One of the forests of cedar that bordered their way took fire, and the branches that overhung the path, extending their flames to the muslins and chintzes which covered the cages of the ladies, obliged them to jump out, at the peril of their necks. Vathek, who vented on the occasion a thousand blasphemies, was himself compelled to touch with his sacred feet the naked earth.
Never had such an incident happened before.
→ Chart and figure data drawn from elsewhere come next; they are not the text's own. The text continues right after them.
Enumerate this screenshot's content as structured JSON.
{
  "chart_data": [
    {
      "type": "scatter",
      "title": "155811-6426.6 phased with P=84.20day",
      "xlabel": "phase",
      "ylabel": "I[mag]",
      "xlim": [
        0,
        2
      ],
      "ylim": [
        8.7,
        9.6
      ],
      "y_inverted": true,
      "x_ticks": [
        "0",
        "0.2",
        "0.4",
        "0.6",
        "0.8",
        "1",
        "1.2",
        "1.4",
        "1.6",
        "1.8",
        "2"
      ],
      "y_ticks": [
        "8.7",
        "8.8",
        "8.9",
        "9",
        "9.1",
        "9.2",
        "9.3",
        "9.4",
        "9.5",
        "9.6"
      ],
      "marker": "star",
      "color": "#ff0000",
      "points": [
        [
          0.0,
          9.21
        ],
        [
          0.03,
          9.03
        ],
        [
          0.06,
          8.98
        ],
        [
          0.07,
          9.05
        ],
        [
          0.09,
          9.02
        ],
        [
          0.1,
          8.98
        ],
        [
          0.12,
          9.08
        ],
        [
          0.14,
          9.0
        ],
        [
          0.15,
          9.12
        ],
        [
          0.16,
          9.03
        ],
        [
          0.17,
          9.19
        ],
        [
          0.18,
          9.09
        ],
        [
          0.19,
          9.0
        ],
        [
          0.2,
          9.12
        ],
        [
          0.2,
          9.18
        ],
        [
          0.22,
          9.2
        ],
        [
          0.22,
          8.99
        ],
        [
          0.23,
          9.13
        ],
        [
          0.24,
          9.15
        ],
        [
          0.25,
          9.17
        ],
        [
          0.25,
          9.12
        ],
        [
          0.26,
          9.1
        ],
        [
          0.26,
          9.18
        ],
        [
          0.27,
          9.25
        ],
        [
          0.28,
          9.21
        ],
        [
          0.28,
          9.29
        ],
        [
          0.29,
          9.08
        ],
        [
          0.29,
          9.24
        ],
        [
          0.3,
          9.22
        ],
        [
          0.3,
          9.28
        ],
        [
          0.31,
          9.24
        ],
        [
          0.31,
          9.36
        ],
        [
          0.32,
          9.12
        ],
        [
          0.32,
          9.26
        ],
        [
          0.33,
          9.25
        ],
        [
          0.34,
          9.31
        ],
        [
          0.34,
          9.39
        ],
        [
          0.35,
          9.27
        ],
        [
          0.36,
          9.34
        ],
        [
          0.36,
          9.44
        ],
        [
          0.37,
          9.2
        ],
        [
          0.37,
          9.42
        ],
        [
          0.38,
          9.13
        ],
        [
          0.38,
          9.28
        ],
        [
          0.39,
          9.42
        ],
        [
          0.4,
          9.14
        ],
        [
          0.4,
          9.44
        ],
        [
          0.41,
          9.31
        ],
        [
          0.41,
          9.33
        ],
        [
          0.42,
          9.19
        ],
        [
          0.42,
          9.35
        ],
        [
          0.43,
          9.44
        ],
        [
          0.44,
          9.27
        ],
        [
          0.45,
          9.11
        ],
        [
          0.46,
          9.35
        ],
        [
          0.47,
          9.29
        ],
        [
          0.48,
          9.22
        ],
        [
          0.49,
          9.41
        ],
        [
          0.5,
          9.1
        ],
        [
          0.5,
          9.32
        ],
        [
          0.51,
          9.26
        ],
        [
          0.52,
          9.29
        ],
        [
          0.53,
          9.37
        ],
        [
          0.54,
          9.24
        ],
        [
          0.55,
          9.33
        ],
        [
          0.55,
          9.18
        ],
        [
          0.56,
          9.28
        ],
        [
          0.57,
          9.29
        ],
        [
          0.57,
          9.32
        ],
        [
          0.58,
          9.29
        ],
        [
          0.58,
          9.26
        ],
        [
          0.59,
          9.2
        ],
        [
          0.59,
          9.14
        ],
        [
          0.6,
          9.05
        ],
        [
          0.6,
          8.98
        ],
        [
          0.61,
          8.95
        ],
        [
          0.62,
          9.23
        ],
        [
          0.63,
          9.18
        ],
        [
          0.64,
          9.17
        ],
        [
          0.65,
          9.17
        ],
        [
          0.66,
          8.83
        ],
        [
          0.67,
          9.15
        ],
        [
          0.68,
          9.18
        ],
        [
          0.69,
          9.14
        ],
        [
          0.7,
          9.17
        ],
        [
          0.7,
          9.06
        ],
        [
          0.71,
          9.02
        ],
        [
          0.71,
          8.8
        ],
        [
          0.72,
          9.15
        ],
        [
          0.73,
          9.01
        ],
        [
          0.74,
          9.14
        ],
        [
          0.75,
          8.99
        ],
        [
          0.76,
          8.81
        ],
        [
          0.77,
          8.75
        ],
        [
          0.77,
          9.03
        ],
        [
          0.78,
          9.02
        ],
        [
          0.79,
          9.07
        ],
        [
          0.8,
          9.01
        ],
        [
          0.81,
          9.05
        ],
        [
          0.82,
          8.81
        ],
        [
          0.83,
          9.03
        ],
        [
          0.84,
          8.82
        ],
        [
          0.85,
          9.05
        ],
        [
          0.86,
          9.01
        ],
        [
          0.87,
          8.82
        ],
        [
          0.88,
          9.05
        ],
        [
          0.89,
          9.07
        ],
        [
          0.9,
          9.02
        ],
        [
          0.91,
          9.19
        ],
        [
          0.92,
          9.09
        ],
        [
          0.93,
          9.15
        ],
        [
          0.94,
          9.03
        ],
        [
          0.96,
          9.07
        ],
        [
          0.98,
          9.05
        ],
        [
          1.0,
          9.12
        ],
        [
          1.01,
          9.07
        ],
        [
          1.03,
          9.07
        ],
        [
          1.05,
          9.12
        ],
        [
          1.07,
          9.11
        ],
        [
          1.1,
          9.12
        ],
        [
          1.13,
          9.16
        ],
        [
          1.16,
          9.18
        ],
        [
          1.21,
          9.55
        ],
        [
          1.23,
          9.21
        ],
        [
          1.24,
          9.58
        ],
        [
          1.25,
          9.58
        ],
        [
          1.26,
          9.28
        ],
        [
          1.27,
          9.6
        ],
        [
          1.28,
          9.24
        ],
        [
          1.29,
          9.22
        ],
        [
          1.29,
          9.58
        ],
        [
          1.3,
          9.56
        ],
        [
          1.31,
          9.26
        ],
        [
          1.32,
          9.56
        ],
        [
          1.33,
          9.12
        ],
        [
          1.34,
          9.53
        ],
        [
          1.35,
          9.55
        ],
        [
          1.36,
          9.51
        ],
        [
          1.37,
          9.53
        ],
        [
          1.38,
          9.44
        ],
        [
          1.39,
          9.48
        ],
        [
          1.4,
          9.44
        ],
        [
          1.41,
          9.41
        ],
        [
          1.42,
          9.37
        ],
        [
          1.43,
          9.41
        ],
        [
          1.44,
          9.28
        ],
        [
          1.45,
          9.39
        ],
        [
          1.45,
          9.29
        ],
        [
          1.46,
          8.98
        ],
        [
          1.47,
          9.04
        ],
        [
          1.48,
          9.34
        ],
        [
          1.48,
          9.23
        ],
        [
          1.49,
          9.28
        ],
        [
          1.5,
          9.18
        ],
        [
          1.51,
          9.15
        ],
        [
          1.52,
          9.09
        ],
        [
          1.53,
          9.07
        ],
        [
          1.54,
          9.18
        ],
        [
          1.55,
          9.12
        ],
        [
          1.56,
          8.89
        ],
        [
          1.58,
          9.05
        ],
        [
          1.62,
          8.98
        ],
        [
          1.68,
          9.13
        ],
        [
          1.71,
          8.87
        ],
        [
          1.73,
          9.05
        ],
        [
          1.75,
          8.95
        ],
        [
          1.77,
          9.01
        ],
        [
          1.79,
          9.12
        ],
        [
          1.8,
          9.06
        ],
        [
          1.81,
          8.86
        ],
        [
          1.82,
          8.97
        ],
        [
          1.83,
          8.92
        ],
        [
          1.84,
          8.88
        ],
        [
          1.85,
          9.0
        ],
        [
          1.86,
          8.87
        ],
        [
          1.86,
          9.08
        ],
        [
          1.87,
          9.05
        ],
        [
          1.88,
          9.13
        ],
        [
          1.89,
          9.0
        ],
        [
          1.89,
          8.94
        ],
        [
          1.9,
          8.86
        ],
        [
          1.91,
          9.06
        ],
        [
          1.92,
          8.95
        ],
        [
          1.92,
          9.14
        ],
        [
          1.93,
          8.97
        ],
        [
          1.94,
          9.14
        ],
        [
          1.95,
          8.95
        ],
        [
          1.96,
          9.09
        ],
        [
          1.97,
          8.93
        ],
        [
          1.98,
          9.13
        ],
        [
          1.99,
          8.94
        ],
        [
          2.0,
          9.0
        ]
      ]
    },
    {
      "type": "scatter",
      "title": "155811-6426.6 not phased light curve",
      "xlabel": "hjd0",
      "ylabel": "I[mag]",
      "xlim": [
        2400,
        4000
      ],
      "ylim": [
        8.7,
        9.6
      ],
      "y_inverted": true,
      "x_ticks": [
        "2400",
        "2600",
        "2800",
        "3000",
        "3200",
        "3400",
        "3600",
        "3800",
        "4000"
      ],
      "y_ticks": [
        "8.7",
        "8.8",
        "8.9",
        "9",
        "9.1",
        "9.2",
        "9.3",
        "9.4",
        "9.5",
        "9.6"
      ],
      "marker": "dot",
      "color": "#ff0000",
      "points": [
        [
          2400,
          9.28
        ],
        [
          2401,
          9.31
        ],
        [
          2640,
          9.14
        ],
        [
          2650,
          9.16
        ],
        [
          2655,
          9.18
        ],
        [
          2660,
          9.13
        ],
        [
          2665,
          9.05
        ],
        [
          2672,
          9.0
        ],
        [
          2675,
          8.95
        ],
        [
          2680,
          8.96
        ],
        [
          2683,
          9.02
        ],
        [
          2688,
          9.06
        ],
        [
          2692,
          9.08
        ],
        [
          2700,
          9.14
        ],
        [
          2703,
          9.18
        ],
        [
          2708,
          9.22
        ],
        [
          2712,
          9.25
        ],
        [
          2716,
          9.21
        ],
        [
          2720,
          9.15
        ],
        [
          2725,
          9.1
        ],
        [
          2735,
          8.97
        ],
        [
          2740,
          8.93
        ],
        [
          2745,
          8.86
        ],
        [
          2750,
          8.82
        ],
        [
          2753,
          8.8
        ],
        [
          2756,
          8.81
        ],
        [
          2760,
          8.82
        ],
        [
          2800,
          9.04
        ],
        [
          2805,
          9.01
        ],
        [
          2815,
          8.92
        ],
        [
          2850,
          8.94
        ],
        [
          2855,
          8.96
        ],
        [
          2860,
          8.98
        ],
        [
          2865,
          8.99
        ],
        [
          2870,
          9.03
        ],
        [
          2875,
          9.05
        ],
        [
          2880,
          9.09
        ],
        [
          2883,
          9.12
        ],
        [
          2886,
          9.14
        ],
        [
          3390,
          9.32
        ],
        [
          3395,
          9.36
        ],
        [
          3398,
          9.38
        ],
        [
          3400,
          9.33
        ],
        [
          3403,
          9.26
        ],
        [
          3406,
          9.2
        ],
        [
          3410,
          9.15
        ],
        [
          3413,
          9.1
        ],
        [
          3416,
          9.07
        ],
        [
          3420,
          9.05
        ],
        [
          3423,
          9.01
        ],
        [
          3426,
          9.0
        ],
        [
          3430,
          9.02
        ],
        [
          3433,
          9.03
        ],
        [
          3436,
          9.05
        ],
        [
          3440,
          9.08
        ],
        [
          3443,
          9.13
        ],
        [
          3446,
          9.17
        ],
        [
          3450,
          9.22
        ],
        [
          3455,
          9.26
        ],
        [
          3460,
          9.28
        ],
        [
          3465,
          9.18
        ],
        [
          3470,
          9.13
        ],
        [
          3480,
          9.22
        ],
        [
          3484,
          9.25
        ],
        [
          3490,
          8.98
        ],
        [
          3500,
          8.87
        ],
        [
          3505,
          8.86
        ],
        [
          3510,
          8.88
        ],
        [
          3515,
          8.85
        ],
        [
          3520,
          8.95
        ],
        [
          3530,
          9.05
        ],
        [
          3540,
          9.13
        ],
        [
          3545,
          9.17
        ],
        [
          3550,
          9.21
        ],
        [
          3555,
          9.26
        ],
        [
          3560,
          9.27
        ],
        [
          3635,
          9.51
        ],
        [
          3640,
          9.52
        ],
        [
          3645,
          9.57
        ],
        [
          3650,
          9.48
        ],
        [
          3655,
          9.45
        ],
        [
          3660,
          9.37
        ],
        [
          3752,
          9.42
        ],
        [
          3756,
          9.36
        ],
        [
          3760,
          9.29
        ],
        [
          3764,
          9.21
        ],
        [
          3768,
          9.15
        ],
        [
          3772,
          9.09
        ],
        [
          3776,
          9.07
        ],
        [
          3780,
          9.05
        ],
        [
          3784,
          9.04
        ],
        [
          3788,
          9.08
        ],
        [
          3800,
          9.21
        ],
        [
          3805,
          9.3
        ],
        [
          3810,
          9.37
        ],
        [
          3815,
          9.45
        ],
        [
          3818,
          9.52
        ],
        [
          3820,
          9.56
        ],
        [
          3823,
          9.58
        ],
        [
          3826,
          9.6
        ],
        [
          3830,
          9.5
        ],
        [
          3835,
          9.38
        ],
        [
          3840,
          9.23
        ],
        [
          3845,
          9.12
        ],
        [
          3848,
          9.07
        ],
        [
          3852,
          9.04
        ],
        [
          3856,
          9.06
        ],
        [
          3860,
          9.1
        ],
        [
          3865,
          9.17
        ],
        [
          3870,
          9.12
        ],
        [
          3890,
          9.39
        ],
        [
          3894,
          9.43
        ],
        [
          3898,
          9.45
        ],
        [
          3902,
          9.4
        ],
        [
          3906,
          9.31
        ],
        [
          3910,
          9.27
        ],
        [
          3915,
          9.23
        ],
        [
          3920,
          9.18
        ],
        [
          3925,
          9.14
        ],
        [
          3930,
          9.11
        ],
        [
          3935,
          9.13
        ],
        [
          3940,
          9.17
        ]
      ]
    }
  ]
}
Full of mortification, shame, and despondence, and not knowing how to walk, the ladies fell into the dirt. “Must I go on foot?” said one; “Must I wet my feet?” cried another; “Must I soil my dress?” asked a third; “Execrable Bababalouk!” exclaimed all; “Outcast of hell! what hadst thou to do with torches? Better were it to be eaten by tigers than to fall into our present condition! we are for ever undone! Not a porter is there in the army, nor a currier of camels, but hath seen some part of our bodies, and, what is worse, our very faces!” On saying this the most bashful amongst them hid their foreheads on the ground, whist such as had more boldness flew at Bababalouk; but he, well apprized of their humour, and not wanting in shrewdness, betook himself to his heels along with his comrades, all dropping their torches and striking their tymbals.
It was not less light than in the brightest of the dog-days, and the weather was hot in proportion; but how degrading was the spectacle, to behold the Caliph bespattered like an ordinary mortal! As the exercise of his faculties seemed to be suspended, one of his Ethiopian wives (for he delighted in variety) clasped him in her arms, threw him upon her shoulder like a sack of dates, and finding that the fire was hemming them in, set off with no small expedition, considering the weight of her burden. The other ladies, who had just learnt the use of their feet, followed her, their guards galloped after, and the camel-drivers brought up the rear as fast as their charge would permit.